Rapid technological change, symbolized by the arrival of 5G mobile technology, artificial intelligence and quantum computing, is fast becoming the defining element in an emerging great-power standoff, marked by the battle for supremacy in cyberspace between the United States and China. Already, the key dynamic in global affairs is no longer trade liberalization and open competition – concepts embraced by Brazil’s Economy Minister Paulo Guedes – but the geopoliticization of the world economy and the race towards technological self-reliance.
The debate about what Brazil’s strategy should be in such an unprecedented global scenario has just begun, with the government in Brasília already under intense pressure from both Washington and Beijing about whether or not to exclude the Chinese telecommunications giant Huawei as a potential provider of 5G technology. Along with India and Indonesia, Brazil, with roughly 210 million inhabitants, is seen as one of the most important markets in defining the future of 5G in the developing world.
The coming tech split is set to accelerate and deepen “decoupling” – the declining economic interdependence between the world’s two largest economies – and exacerbate Western companies’ aversion to the geopolitical risk that operating in China implies. This development could bring about the emergence of two separate economic camps, reversing the tremendous economic globalization that has been the hallmark of international order in recent decades. U.S. companies like Apple, which depend on China, will be affected as much as Chinese tech companies such as Huawei, which use countless U.S. components.

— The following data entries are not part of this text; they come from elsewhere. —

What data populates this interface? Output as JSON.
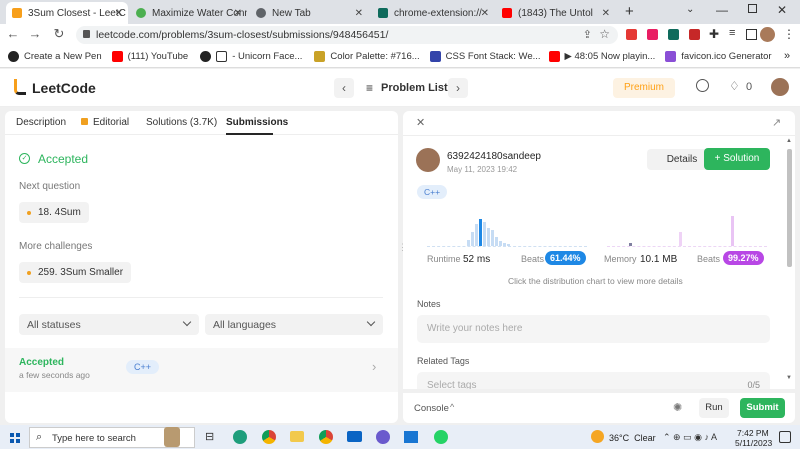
{
  "browser": {
    "tabs": [
      {
        "title": "3Sum Closest - LeetC",
        "color": "#f79f1b"
      },
      {
        "title": "Maximize Water Conn",
        "color": "#4caf50"
      },
      {
        "title": "New Tab",
        "color": "#5f6368"
      },
      {
        "title": "chrome-extension://",
        "color": "#0f6b5c"
      },
      {
        "title": "(1843) The Untol",
        "color": "#ff0000"
      }
    ],
    "url": "leetcode.com/problems/3sum-closest/submissions/948456451/",
    "bookmarks": [
      {
        "label": "Create a New Pen",
        "color": "#222"
      },
      {
        "label": "(111) YouTube",
        "color": "#ff0000"
      },
      {
        "label": "- Unicorn Face...",
        "color": "#333"
      },
      {
        "label": "Color Palette: #716...",
        "color": "#c9a227"
      },
      {
        "label": "CSS Font Stack: We...",
        "color": "#3344aa"
      },
      {
        "label": "▶ 48:05 Now playin...",
        "color": "#ff0000"
      },
      {
        "label": "favicon.ico Generator",
        "color": "#8a4fd6"
      }
    ]
  },
  "lc": {
    "logo": "LeetCode",
    "problem_list": "Problem List",
    "premium": "Premium",
    "streak": "0"
  },
  "left": {
    "tabs": [
      "Description",
      "Editorial",
      "Solutions (3.7K)",
      "Submissions"
    ],
    "status": "Accepted",
    "next_question_label": "Next question",
    "next_question": "18. 4Sum",
    "more_challenges_label": "More challenges",
    "more_challenge": "259. 3Sum Smaller",
    "filter_status": "All statuses",
    "filter_language": "All languages",
    "submission": {
      "status": "Accepted",
      "time": "a few seconds ago",
      "lang": "C++"
    }
  },
  "right": {
    "username": "6392424180sandeep",
    "date": "May 11, 2023 19:42",
    "details_label": "Details",
    "solution_label": "Solution",
    "lang": "C++",
    "runtime_label": "Runtime",
    "runtime": "52 ms",
    "beats_label": "Beats",
    "runtime_beats": "61.44%",
    "memory_label": "Memory",
    "memory": "10.1 MB",
    "memory_beats": "99.27%",
    "hint": "Click the distribution chart to view more details",
    "notes_label": "Notes",
    "notes_placeholder": "Write your notes here",
    "tags_label": "Related Tags",
    "tags_placeholder": "Select tags",
    "tags_count": "0/5"
  },
  "console": {
    "label": "Console",
    "run": "Run",
    "submit": "Submit"
  },
  "taskbar": {
    "search_placeholder": "Type here to search",
    "weather": "36°C  Clear",
    "time": "7:42 PM",
    "date": "5/11/2023"
  },
  "colors": {
    "accent_green": "#2db55d",
    "beats_purple": "#b847e5",
    "beats_blue": "#1e88e5",
    "premium_orange": "#ffa116"
  }
}
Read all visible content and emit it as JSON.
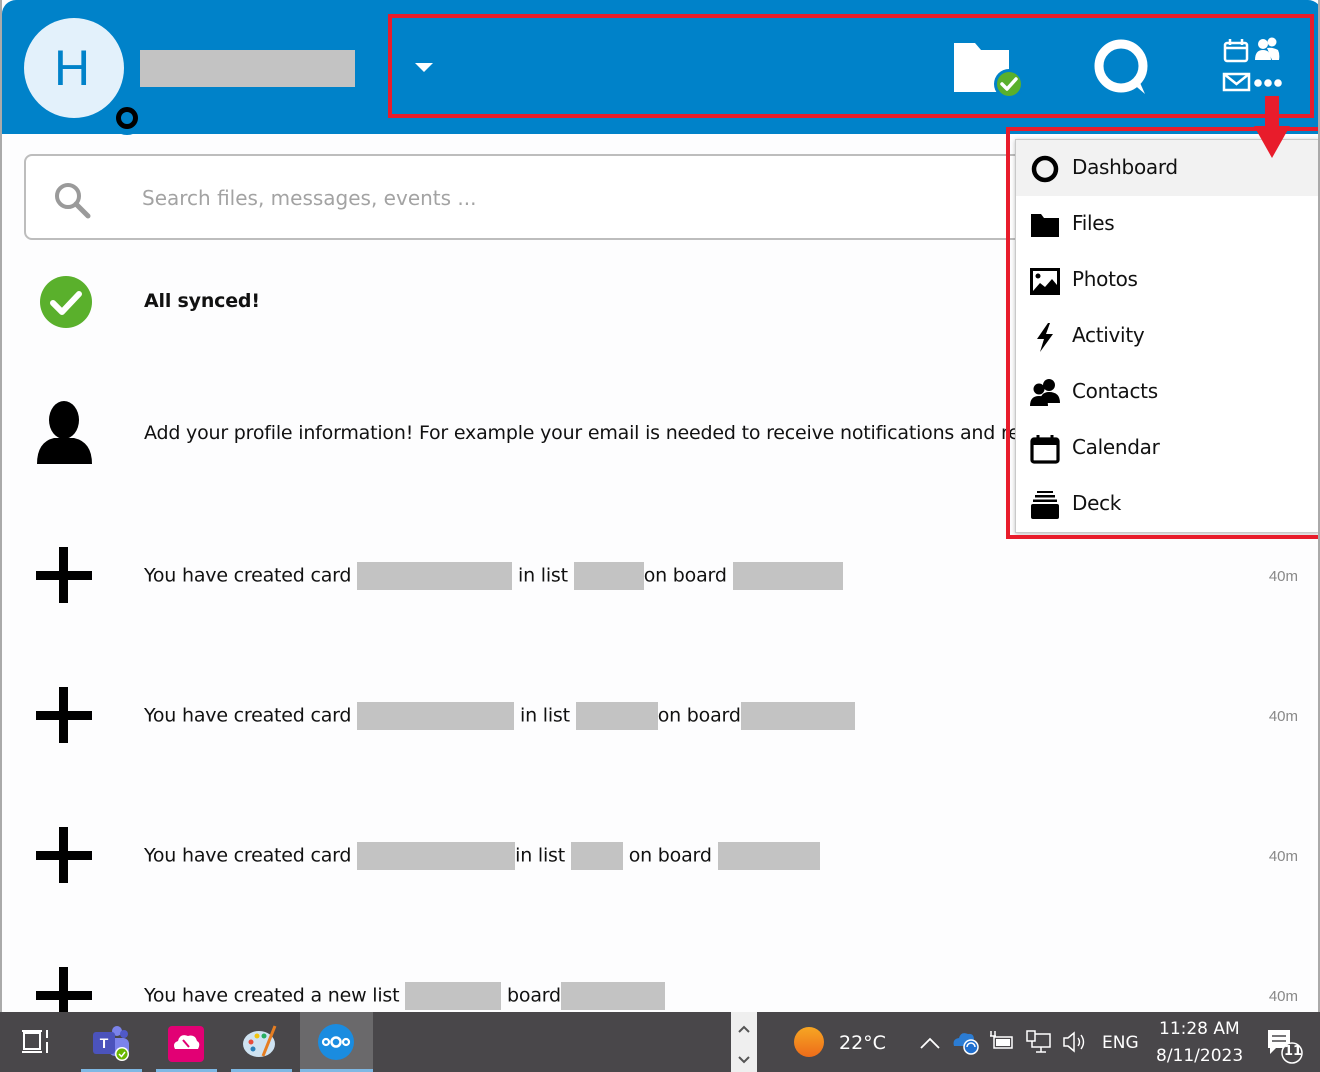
{
  "header": {
    "avatar_letter": "H",
    "account_name_redacted": true,
    "buttons": {
      "files": "files-sync-status",
      "talk": "talk",
      "apps": "apps-menu"
    }
  },
  "search": {
    "placeholder": "Search files, messages, events ...",
    "value": ""
  },
  "activities": [
    {
      "icon": "check-circle-icon",
      "text": "All synced!",
      "bold": true,
      "time": ""
    },
    {
      "icon": "user-icon",
      "text": "Add your profile information! For example your email is needed to receive notifications and reset your password.",
      "bold": false,
      "time": ""
    },
    {
      "icon": "plus-icon",
      "parts": [
        "You have created card",
        "in list",
        "on board"
      ],
      "time": "40m"
    },
    {
      "icon": "plus-icon",
      "parts": [
        "You have created card",
        "in list",
        "on board"
      ],
      "time": "40m"
    },
    {
      "icon": "plus-icon",
      "parts": [
        "You have created card",
        "in list",
        "on board"
      ],
      "time": "40m"
    },
    {
      "icon": "plus-icon",
      "parts": [
        "You have created a new list",
        "board"
      ],
      "time": "40m"
    }
  ],
  "app_menu": {
    "items": [
      {
        "label": "Dashboard",
        "icon": "dashboard-icon",
        "active": true
      },
      {
        "label": "Files",
        "icon": "folder-icon",
        "active": false
      },
      {
        "label": "Photos",
        "icon": "image-icon",
        "active": false
      },
      {
        "label": "Activity",
        "icon": "lightning-icon",
        "active": false
      },
      {
        "label": "Contacts",
        "icon": "contacts-icon",
        "active": false
      },
      {
        "label": "Calendar",
        "icon": "calendar-icon",
        "active": false
      },
      {
        "label": "Deck",
        "icon": "deck-icon",
        "active": false
      }
    ]
  },
  "taskbar": {
    "apps": [
      "task-view",
      "microsoft-teams",
      "cloud-app",
      "paint",
      "nextcloud"
    ],
    "weather": {
      "temp": "22°C"
    },
    "language": "ENG",
    "time": "11:28 AM",
    "date": "8/11/2023",
    "notifications_count": "11"
  },
  "colors": {
    "brand": "#0082c9",
    "highlight": "#e81c2b",
    "success": "#5ab02c"
  }
}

For countries like Brazil, traditionally averse to taking sides or being tied down in alliances and always seeking to carve out a maximum amount of strategic autonomy, this new scenario will involve hard choices. While President Jair Bolsonaro and his closest advisers favor strengthening ties to the United States, Brazil is economically dependent on China, which has been its most important trade partner since 2009.
Brazil has long used its ambiguous geopolitical role in its favor, remaining on good terms with almost everyone. It is one of few countries in the world that can, in theory, play a relevant role within non-Western outfits such as the BRICS or the G77, as well as Western-led groups such as the OECD, where it currently seeks membership. Leaders like Chile’s Sebastián Piñera have similarly sought to maintain strong ties to both the United States and China, despite growing tensions between presidents Donald Trump and Xi Jinping. Latin America has so far been less affected by great power competition than the rest of the world – but that advantage may soon disappear given the emerging technological standoff between China and the United States.

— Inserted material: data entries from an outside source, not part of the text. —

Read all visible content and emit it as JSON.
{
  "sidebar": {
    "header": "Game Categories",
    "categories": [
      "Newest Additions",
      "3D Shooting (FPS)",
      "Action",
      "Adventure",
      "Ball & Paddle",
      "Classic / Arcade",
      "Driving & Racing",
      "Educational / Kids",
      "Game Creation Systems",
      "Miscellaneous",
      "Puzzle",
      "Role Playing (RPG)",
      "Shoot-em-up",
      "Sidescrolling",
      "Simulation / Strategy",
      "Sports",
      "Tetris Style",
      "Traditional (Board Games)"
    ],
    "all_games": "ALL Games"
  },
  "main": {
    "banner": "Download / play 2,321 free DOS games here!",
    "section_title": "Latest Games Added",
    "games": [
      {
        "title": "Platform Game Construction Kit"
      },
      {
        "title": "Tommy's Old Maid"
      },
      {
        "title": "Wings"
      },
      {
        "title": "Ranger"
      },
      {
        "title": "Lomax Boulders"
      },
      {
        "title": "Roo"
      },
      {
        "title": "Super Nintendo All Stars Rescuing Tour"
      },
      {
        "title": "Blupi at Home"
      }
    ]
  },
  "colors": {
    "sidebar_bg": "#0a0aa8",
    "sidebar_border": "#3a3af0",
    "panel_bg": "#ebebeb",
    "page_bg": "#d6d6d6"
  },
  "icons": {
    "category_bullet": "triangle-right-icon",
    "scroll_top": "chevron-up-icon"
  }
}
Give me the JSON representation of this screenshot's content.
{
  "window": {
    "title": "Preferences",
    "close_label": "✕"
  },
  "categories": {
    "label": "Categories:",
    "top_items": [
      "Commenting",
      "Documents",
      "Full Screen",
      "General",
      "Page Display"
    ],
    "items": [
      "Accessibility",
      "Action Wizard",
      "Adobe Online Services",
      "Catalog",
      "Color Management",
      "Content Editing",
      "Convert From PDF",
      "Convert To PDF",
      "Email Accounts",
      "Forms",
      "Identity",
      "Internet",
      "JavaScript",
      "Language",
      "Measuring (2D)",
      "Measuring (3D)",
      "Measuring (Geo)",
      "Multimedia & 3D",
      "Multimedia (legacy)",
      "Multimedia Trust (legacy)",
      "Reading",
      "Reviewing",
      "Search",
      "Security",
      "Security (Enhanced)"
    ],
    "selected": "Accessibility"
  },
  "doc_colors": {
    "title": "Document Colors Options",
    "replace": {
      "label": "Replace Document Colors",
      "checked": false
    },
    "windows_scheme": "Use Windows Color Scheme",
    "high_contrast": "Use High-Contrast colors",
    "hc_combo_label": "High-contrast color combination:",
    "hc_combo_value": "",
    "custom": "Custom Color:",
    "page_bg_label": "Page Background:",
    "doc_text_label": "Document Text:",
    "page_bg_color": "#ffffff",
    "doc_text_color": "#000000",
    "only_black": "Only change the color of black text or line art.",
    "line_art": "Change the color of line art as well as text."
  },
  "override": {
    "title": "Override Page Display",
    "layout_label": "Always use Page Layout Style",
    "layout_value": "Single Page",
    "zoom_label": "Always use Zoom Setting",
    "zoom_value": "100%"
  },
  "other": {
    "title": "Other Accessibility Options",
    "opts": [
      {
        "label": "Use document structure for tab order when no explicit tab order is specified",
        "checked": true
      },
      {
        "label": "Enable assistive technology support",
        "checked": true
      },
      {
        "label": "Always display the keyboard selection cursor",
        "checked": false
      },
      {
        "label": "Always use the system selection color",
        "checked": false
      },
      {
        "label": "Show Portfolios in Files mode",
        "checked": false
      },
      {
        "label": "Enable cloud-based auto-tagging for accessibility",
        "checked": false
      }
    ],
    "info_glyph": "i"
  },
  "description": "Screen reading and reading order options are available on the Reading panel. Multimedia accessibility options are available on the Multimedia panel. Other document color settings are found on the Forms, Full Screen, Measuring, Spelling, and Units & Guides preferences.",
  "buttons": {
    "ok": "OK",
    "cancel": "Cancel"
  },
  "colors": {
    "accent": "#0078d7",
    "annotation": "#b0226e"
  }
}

While the public debate over 5G, Huawei and its geopolitical implications is well underway in Europe, it has only recently moved onto the public radar in Brazil. In November 2019, the 5G portfolio was shifted from the National Telecommunications Agency (Anatel) to the president’s office. Among the government’s key decision-makers, Vice President Hamilton Mourão – who was a strong influence in reversing Bolsonoaro’s anti-China rhetoric – is said to have the most sophisticated understanding of the subject and is expected to have a seat at the table when the time comes to decide who will build the country’s 5G network.
But that may take longer than some expect. Alleging technical obstacles, Brazil’s government has repeatedly delayed the publication of its 5G bidding process. In a recent interview with Folha de São Paulo, Science and Technology Minister Marco Pontes said that 5G implementation will not occur in Brazil “before the end of 2021.” That is likely to benefit the United States, allowing the U.S. government more time to find and promote an attractive alternative to Huawei; companies like Ericsson and Nokia are still unable to compete with the Chinese telecommunications giant’s low prices.

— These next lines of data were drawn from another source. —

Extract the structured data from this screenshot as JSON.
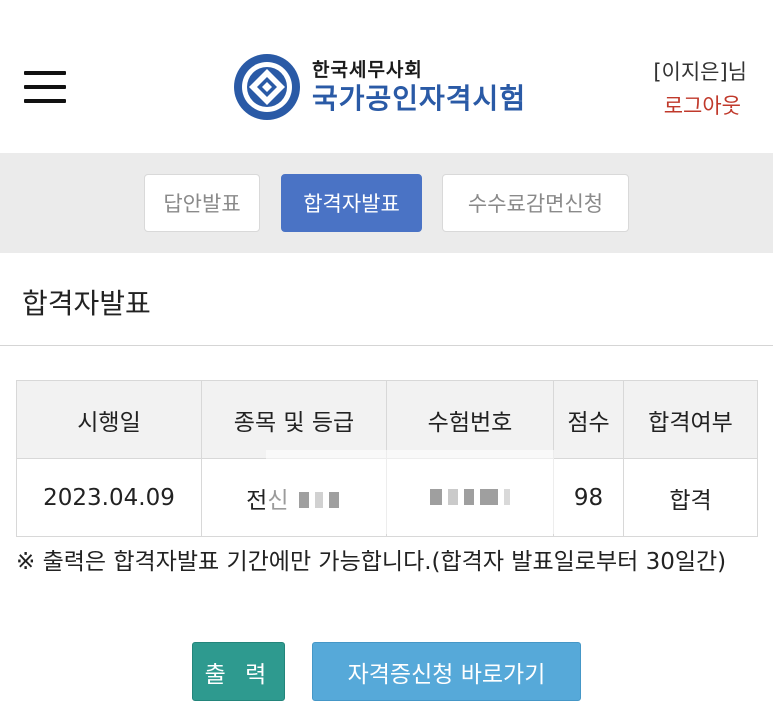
{
  "header": {
    "logo_small": "한국세무사회",
    "logo_big": "국가공인자격시험",
    "user_name": "[이지은]님",
    "logout_label": "로그아웃"
  },
  "tabs": [
    {
      "label": "답안발표",
      "active": false
    },
    {
      "label": "합격자발표",
      "active": true
    },
    {
      "label": "수수료감면신청",
      "active": false
    }
  ],
  "section_title": "합격자발표",
  "table": {
    "headers": [
      "시행일",
      "종목 및 등급",
      "수험번호",
      "점수",
      "합격여부"
    ],
    "rows": [
      {
        "date": "2023.04.09",
        "subject_visible": "전신",
        "score": "98",
        "result": "합격"
      }
    ]
  },
  "note": "※ 출력은 합격자발표 기간에만 가능합니다.(합격자 발표일로부터 30일간)",
  "buttons": {
    "print_label": "출 력",
    "certificate_label": "자격증신청 바로가기"
  },
  "colors": {
    "active_tab": "#4a73c5",
    "logout": "#c0392b",
    "print_button": "#2e9a8f",
    "certificate_button": "#56a9d9",
    "brand_blue": "#2a5aa6"
  }
}
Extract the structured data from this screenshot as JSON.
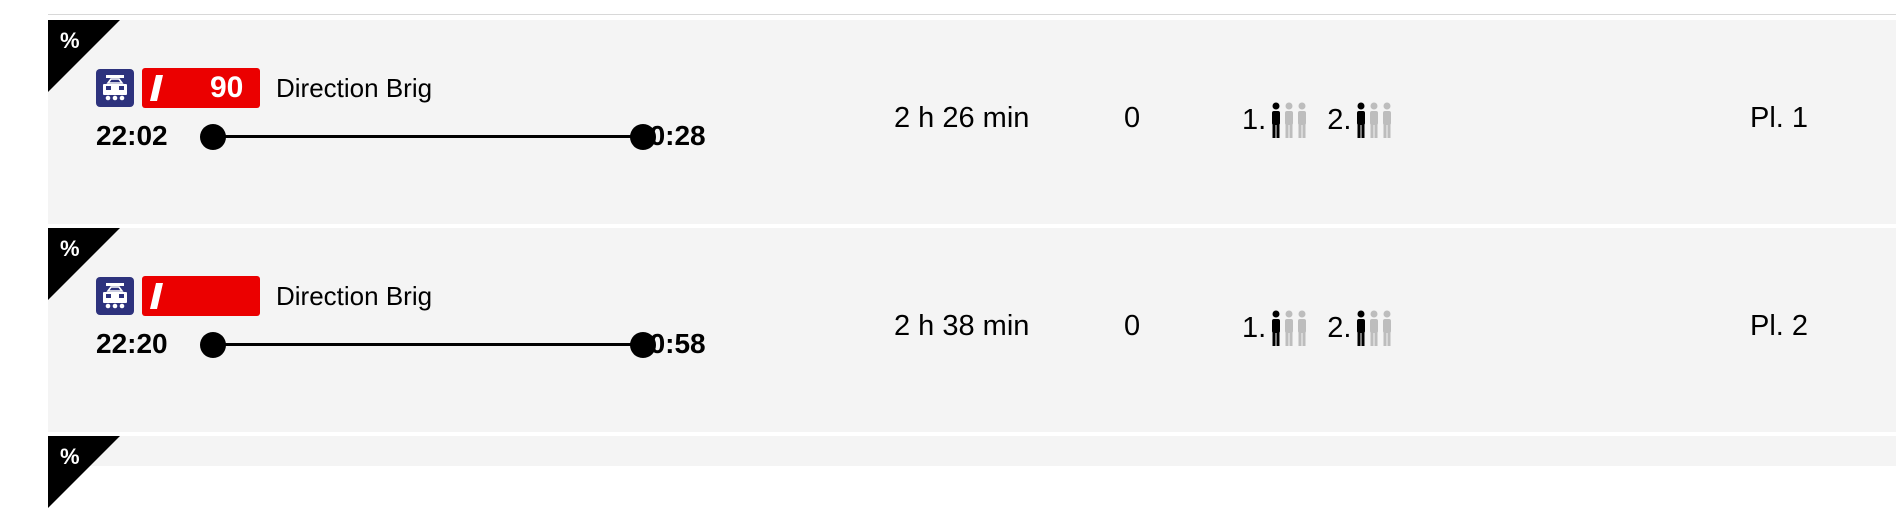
{
  "colors": {
    "row_background": "#f4f4f4",
    "ir_red": "#eb0000",
    "train_icon_blue": "#2d327d",
    "occupancy_full": "#000000",
    "occupancy_empty": "#bdbdbd"
  },
  "connections": [
    {
      "discount_badge": "%",
      "product_icon": "train-icon",
      "category_logo": "IR",
      "line_number": "90",
      "direction": "Direction Brig",
      "departure": "22:02",
      "arrival": "00:28",
      "duration": "2 h 26 min",
      "changes": "0",
      "occupancy": {
        "first_class_label": "1.",
        "first_class_level": "1 of 3",
        "second_class_label": "2.",
        "second_class_level": "1 of 3"
      },
      "platform": "Pl. 1"
    },
    {
      "discount_badge": "%",
      "product_icon": "train-icon",
      "category_logo": "IR",
      "line_number": "",
      "direction": "Direction Brig",
      "departure": "22:20",
      "arrival": "00:58",
      "duration": "2 h 38 min",
      "changes": "0",
      "occupancy": {
        "first_class_label": "1.",
        "first_class_level": "1 of 3",
        "second_class_label": "2.",
        "second_class_level": "1 of 3"
      },
      "platform": "Pl. 2"
    },
    {
      "discount_badge": "%"
    }
  ]
}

Yet the delays also smack of a desire to put off a difficult decision that will leave either the United States or China profoundly disappointed. Such a strategy risks reducing Brazil’s competitiveness in a global economy that will increasingly depend on new technologies that range from autonomous cars and drones to communication and global finance. Brazilian agribusiness is set to benefit tremendously from 5G technology, allowing drones to provide accurate assessments of crop and livestock health, monitor soil nutrient levels, and increase productivity. Cheaper drone technology and artificial intelligence may also help fight illegal deforestation, not to mention offer gains in urban transport or cyber security – a major concern in Brazil given that the country often tops global cyber-crime rankings. In fact, few if any areas of the economy or governance will not be affected by 5G technology.
The best way to navigate these new challenges will be for the Brazilian government and universities to invest in building up expertise that will help more policymakers, companies and civil society gain a better understanding of how technology will affect international politics. In addition, Brazilian policymakers, academics and the private sector will benefit from closely following how other countries, such as India, Indonesia, Germany and the UK, are dealing with the emerging tech war, which is set to transform geopolitics as we know it.